Emad Mostaque, strategist at Religare Capital Markets, points out to me that this will be taken over by Qatar, which has now pledged about $2.7 billion per 9 months for the next 5 years ($18bn total).
Egypt is pumping an extra 10% of petroleum products into the domestic market every day, reports Al Ahram (Arabic) this morning. It’s a sign of how the indebted oil ministry is struggling to cope with heightened demand, while its funding is tight. The biggest problem readers should realise, beyond the sensationalist headlines is this fact about Egypt’s oil ministry.
Egypt buys fuel at international market prices but sells it cheaply in the domestic market as part of its ridiculously wasteful subsidy system.
DP world, the world’s third-largest port operator, has sold some non-core operations in Belgium as part of a series of disposals of assets in developed countries, Reuters reports.
DP World, which makes the bulk of its money from regional operations but is the more profitable part of debt-laden Dubai World, has been selling assets in developed markets, including the $1.5 billion sale of its Australian operations to private equity firm Citi Infrastructure Investors (CII) last year. It is part of a comprehensive restructuring.
Cairo-based Ridge Islamic Capital said on Wednesday it has $100 million to raise its capital and invest in funds over the next two years to tap a growing market for Islamic finance.
The firm was launched on Wednesday after Dubai-based regional investment company Ridge Solutions International Holdings, which is providing the $100 million, acquired Egyptian investment banking and asset management firm El Rashad.
Intriguingly, the parent company for the Ridge group of companies, Ridge Solutions Group, is based in Angola.
El Rashad still operates along conventional financial lines but Ridge said assets that it managed would now be converted to be sharia compliant, likely to be about two years. Future investments would all meet Islamic principles.
The Egyptian index broke the 6,000 barrier for the first time, (though it fell back down again), which traders get very excited about because it suggests a psychological barrier has also been passed with investors viewing the market more confidently. The market rallied and breach the 6,000 level for the first time since January 25 revolution.
Generally, protests have had little impacted on the big Middle East markets, which have remained calm. Camilla Hall, Gulf correspondent for the FT, explains why.
More generosity from the Gulf.
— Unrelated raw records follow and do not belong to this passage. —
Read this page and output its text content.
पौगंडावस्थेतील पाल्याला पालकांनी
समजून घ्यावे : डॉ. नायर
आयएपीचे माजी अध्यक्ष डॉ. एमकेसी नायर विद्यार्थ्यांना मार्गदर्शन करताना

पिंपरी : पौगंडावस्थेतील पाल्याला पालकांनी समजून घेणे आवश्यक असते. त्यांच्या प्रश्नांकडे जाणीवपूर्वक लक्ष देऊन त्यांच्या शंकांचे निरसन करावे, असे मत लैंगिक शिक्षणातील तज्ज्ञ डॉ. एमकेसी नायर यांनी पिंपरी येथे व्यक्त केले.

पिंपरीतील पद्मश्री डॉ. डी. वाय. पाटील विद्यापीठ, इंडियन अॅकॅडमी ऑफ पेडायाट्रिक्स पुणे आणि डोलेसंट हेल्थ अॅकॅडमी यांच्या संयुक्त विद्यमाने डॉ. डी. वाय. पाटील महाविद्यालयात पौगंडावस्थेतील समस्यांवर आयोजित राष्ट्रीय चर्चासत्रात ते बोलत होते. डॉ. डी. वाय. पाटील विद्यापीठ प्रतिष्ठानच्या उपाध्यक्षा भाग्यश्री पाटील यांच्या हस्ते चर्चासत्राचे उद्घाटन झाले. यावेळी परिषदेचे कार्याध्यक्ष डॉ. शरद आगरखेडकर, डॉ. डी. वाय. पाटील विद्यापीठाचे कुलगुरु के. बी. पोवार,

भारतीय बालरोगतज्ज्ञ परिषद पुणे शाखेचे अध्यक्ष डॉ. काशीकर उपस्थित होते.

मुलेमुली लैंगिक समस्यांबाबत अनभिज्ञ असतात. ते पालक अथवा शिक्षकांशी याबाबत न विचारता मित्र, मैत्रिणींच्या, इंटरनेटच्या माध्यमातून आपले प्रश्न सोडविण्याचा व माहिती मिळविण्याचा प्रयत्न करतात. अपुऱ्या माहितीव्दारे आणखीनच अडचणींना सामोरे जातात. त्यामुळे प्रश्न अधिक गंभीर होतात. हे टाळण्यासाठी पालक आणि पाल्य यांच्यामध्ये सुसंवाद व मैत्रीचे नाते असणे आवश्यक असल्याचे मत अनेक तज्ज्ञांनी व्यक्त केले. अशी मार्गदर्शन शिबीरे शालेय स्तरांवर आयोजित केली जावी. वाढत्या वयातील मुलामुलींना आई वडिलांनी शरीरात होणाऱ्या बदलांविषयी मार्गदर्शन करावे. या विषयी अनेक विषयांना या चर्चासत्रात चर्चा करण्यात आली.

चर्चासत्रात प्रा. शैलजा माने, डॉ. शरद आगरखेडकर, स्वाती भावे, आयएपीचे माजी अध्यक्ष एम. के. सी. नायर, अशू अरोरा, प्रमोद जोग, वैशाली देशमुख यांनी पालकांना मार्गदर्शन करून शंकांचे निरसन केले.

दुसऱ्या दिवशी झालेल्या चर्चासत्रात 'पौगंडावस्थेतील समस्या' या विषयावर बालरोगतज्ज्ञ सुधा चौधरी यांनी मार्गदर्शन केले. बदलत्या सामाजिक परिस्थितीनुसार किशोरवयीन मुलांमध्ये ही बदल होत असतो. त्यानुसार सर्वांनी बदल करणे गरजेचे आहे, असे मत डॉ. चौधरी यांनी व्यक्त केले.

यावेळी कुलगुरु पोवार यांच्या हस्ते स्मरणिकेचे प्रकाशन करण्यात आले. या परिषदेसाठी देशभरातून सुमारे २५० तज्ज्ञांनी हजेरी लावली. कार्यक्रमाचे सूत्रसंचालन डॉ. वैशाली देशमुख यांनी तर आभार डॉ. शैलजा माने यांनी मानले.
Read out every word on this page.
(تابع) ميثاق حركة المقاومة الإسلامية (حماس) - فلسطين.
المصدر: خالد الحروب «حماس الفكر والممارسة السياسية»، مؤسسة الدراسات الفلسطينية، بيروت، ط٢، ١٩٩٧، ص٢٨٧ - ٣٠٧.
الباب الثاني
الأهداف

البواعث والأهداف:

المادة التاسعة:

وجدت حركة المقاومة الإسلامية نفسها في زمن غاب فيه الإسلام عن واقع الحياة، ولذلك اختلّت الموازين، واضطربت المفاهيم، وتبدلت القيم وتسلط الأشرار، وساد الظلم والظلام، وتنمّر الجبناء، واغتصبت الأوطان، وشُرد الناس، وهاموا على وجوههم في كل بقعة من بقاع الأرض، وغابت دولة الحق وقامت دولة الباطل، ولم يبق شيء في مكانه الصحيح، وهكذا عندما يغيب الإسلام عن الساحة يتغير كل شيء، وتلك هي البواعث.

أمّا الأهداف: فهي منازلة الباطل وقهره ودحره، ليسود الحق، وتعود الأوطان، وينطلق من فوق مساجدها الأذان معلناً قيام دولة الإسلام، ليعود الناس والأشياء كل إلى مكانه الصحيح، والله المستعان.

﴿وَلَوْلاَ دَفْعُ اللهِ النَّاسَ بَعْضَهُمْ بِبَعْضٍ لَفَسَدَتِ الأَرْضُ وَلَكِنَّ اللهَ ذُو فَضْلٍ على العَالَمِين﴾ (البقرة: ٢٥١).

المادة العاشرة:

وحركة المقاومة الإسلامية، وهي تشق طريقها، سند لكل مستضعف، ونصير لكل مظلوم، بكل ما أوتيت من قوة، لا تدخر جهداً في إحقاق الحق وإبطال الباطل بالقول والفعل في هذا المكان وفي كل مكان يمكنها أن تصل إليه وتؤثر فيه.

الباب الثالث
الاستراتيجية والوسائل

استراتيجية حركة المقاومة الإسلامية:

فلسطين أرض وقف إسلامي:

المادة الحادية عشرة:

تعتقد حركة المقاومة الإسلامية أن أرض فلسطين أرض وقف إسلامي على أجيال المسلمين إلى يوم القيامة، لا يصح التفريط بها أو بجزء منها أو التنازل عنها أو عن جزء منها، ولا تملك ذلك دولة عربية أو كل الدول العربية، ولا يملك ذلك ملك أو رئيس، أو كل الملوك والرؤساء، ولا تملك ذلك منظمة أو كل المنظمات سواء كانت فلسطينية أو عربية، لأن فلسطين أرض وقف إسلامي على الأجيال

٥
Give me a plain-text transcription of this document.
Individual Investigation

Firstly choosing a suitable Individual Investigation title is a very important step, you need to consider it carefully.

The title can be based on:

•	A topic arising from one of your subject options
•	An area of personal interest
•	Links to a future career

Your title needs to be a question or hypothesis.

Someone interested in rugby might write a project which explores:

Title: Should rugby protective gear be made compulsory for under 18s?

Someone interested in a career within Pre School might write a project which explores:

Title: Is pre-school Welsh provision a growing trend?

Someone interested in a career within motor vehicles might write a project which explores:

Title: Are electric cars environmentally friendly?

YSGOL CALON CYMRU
Saudi Arabia has so far disbursed about a fifth of the much-needed aid it promised to Arab countries since uprisings erupted in the region last year, according to the IMF, which cited data from Riyadh’s finance ministry.
Riyadh has disbursed $3.7 billion of aid to Arab countries, out of a total of $17.9 billion in loans it pledged.
Egypt has received $1.5 billion of the $4.0 billion it was promised by Saudi Arabia, while Jordan has received $1.4 billion of $2.7 billion, according to the IMF data.